The OP3 has also issued medical report in detail that complainant reported to it on 20.11.2012, since he was having pain and watering in the right eye for the last 12 days, he was on prior medication. The surgery performed by OP3 has already been detailed in (ii) above.
(vi) There is no report or any observation in the record prepared and issued by OP3 nor any opinion to infer negligence or wrong surgery on the part of OP2 or wrong treatment was rendered. What appears the same set of medicine were being advised by the OP2 which were advised by the OP3 to be used for anti-bacterial and anti-fungal. Although, multiple surgery were performed at the Centre of OP3.
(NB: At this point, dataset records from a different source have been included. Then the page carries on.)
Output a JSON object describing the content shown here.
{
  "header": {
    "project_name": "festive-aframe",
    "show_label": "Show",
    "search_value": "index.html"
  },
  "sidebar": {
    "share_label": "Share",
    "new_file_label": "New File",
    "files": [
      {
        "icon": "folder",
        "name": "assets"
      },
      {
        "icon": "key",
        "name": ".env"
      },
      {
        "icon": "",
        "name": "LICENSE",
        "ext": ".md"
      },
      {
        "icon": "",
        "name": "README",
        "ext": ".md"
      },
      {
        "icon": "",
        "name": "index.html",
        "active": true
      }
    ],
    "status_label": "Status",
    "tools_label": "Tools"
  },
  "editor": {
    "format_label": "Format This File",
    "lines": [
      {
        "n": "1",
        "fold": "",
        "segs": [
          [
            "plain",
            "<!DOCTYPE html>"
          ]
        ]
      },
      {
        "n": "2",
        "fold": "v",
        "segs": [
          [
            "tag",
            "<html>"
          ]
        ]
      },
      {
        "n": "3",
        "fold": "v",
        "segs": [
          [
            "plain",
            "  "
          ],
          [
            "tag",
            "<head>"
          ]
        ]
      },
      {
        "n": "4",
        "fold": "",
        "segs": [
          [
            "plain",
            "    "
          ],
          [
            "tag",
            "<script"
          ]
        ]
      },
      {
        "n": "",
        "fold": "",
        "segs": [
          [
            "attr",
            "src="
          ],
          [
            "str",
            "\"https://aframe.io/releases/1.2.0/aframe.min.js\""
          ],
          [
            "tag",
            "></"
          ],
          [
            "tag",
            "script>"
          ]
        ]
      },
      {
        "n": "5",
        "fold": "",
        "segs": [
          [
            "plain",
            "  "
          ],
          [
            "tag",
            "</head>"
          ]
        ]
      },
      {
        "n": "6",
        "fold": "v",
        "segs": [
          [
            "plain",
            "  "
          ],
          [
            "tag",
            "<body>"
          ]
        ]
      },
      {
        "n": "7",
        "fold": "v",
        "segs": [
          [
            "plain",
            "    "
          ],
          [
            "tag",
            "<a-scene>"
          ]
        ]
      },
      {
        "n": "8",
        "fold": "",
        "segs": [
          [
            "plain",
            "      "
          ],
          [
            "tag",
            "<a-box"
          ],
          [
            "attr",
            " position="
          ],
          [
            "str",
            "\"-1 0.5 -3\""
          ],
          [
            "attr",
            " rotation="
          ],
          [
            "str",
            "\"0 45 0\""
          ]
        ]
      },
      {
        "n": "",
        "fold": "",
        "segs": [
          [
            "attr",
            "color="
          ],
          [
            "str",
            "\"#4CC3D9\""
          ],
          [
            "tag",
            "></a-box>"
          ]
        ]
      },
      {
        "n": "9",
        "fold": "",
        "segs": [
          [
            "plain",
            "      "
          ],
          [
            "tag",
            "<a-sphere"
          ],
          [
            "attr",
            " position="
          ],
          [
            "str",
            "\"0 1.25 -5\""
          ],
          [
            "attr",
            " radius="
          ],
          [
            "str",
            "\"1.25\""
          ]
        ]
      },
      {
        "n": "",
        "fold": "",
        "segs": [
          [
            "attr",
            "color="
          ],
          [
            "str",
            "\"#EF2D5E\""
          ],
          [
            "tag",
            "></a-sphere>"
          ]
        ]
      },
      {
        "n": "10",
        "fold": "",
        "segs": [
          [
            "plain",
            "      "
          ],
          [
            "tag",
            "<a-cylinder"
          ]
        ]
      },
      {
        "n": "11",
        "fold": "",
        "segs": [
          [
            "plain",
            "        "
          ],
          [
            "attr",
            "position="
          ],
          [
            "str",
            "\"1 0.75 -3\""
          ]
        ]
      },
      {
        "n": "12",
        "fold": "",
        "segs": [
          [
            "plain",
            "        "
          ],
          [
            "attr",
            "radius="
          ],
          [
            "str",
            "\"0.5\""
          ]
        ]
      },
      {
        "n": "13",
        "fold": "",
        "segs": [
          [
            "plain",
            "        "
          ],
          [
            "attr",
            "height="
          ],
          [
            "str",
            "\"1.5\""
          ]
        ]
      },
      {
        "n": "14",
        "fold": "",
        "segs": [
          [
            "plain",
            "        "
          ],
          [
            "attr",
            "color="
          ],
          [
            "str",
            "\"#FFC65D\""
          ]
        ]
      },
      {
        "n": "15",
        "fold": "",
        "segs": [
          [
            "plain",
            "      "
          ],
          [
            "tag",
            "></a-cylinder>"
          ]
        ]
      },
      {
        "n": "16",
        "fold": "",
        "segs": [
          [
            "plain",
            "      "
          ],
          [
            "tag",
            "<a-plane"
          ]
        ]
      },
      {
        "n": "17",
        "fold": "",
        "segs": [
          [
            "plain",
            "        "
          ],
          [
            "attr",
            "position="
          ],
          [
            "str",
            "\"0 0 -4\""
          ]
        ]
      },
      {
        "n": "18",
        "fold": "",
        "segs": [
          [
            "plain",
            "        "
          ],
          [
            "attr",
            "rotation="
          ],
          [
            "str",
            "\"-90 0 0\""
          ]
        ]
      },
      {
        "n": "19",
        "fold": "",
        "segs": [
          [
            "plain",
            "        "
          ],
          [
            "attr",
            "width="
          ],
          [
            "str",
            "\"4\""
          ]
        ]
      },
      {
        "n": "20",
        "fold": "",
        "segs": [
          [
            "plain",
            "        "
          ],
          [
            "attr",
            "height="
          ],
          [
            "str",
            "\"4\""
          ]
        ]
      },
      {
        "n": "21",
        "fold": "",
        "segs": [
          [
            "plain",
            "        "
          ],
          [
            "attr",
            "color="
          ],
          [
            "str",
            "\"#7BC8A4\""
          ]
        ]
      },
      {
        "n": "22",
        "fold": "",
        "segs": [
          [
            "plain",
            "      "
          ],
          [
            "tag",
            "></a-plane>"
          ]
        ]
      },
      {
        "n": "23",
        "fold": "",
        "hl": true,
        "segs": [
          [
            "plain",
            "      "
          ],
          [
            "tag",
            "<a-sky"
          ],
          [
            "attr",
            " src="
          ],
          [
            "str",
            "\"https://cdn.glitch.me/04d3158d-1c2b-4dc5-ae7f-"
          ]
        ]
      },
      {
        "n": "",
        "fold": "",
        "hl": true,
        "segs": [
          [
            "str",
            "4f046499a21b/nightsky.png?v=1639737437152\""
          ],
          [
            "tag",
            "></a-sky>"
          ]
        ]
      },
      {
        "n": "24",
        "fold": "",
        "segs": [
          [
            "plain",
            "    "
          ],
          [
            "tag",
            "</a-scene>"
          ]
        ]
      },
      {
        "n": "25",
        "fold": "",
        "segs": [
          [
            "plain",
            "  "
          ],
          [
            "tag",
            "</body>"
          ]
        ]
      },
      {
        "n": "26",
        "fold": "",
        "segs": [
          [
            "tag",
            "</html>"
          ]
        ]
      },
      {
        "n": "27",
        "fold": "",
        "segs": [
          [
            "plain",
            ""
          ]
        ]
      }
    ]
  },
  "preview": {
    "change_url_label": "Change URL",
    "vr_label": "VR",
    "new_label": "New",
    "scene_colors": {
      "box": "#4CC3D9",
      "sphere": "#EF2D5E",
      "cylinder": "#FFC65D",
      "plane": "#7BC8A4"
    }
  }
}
7.5. By reading sub-clauses (i) and (iii) above, it does not prove any medical negligence on the part of OP3. Thus complaint is dismissed against OP3 and consequently application under Order VII Rule 11 CPC stands disposed off.
7.6. By reading sub-clauses (v) and (vi) above, it does not prove any medical negligence against OP2 nor wrong surgery/treatment by the OP2. Consequently there is no vicarious liability arises against OP4. Thus, complaint is dismissed against OP2 and OP4.
7.7. In view of the above the complaint fails. The complaint is dismissed. No order as to costs.
8: Announced on this 19th September, 2023 [भाद्र 28, साका 1945].
9. Copy of this Order be sent/provided forthwith to the parties free of cost as per rules for compliances.